Je ne vous comprends pas quand vous dites que l'infinité des attributs est secondaire. Elle me semble primordiale, puisque l'infinité des attributs n'est rien d'autre que l'absolue infinité de Dieu. Ou alors on nie la pertinence des attributs pour comprendre le réel, ce que, je crois, vous faites dans le lien que vous me donnez (peu de temps pour tout lire, navré...). Mais alors on sort du spinozisme. Pour ma part, l'être infini ne me pose pas de problème si son infinité s'exprime (et ne s'exprime que) dans l'infinité de l'attribut pensée et de l'attribut étendue.

Il ne s'agit pas de l'infinité des attributs (personne ne la conteste), mais de l'infinité d'attributs. Il s'agit d'un infini dénombrable (ce que vous contestez vous-même d'un autre côté.)
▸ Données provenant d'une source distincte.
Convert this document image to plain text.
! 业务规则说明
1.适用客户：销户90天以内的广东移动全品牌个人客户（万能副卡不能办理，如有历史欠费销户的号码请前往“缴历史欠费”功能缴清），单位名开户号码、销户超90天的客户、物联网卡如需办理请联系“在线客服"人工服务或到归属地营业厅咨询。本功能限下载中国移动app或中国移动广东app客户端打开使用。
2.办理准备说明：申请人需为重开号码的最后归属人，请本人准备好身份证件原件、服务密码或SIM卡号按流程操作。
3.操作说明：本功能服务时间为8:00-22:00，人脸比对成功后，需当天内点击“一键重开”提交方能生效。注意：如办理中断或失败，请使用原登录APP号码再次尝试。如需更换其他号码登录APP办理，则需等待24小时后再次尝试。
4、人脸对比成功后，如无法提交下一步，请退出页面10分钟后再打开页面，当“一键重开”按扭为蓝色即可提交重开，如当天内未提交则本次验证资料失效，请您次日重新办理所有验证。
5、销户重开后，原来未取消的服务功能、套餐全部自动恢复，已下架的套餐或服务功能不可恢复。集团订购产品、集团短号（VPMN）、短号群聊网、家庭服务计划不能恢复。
Par ailleurs la structure même de E1D6 montre que Spinoza affirme d'abord l'absolue infinité de Dieu (le terme "absolue" distingue précisément Dieu des attributs, qui ne sont infinis qu'en leur genre ; mais bon, comme un attribut c'est Dieu même vu suivant une dimension particulière de l'être...) et ce n'est qu'ensuite seulement qu'il passe à l'infinité d'attributs.

Oui je conteste - et je ne suis pas le seul - la pertinence de la notion d'attribut, et donc l'infinité d'attributs et le parallélisme qui va avec. Cela semble beaucoup vis-à-vis de Spinoza, mais pour moi c'est très peu eu égards au reste, outre d'obliger à se poser de très bonnes questions, car Spinoza ne s'est pas lancé là-dedans sans de très solides raisons.

Rappelons que l'attribut a toutes les propriétés d'une substance (à ceci près qu'il est défini comme dimension d'une substance "chapeau" posée avant lui - E1D6) : il doit être conçu par soi, à l'exclusion de toute référence à un autre attribut.

Rien que dire cela montre qu'il y a un gros problème d'entrée : comment l'attribut Pensée pourrait-il jamais penser l'attribut Étendue dans ces conditions ?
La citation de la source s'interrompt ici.